Treballs Finals de Grau d'Enginyeria Informàtica, Facultat de Matemàtiques, Universitat de Barcelona, Any: 2015, Director: Jesús Cerquides Bueno
The purpose of this Project is to implement the one-step Q-Learning algorithm and a similar version using linear function approximation in a combat scenario in the Real-Time Strategy game Starcraft: BroodwarTM. First, there is a brief description of Real-Time Strategy games, and particularly about Starcraft, and some of the work done in the field of Reinforcement Learning. After the introduction and previous work are covered, a description of the Reinforcement Learning problem in Real-Time Strategy games is shown. Then, the development of the Reinforcement Learning agents using Q-Learning and Approximate Q-Learning is explained. It is divided into three phases: the first phase consists of defining the task that the agents must solve as a Markov Decision Process and implementing the Reinforcement Learning agents. The second phase is the training period: the agents have to learn how to destroy the rival units and avoid being destroyed in a set of training maps. This will be done through exploration because the agents have no prior knowledge of the outcome of the available actions.
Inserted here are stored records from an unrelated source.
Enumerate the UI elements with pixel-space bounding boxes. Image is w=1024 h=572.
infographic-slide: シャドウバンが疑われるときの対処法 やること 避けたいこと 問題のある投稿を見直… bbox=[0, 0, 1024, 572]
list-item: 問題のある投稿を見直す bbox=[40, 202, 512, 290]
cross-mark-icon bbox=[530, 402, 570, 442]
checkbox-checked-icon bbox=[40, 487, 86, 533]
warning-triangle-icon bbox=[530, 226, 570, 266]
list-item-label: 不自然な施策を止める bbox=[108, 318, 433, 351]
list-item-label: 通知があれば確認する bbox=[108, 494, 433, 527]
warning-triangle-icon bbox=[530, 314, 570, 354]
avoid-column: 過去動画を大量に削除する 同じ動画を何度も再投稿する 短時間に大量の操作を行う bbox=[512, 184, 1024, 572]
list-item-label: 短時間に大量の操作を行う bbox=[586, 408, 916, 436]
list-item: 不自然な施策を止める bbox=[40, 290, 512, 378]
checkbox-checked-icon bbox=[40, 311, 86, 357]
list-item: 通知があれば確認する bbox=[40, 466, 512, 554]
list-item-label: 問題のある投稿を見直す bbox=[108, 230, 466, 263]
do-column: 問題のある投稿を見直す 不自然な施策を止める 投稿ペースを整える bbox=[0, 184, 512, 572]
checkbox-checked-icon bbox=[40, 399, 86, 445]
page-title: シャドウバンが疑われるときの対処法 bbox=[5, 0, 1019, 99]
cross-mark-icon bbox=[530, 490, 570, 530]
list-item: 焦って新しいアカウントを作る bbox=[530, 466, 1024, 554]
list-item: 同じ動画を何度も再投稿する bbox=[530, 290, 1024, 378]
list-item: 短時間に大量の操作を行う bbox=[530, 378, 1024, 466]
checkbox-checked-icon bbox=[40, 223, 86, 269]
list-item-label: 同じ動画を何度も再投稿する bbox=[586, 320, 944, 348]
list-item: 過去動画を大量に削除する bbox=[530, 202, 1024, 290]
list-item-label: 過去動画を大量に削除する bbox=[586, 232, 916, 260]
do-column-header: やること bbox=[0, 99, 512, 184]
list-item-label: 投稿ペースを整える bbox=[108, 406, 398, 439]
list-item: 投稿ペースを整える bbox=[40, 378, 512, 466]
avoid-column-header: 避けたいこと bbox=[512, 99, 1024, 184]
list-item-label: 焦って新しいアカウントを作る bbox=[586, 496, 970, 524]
The third and last phase is testing the agents’ knowledge acquired in the training period in a different set of maps, observing the results and finally comparing which agent has performed better. The expected behavior is that both Q-Learning agents will learn how to kite (attack and flee) in any combat scenario. Ultimately, this behavior could become the micro-management portion of a new Bot or could be added to an existing bot.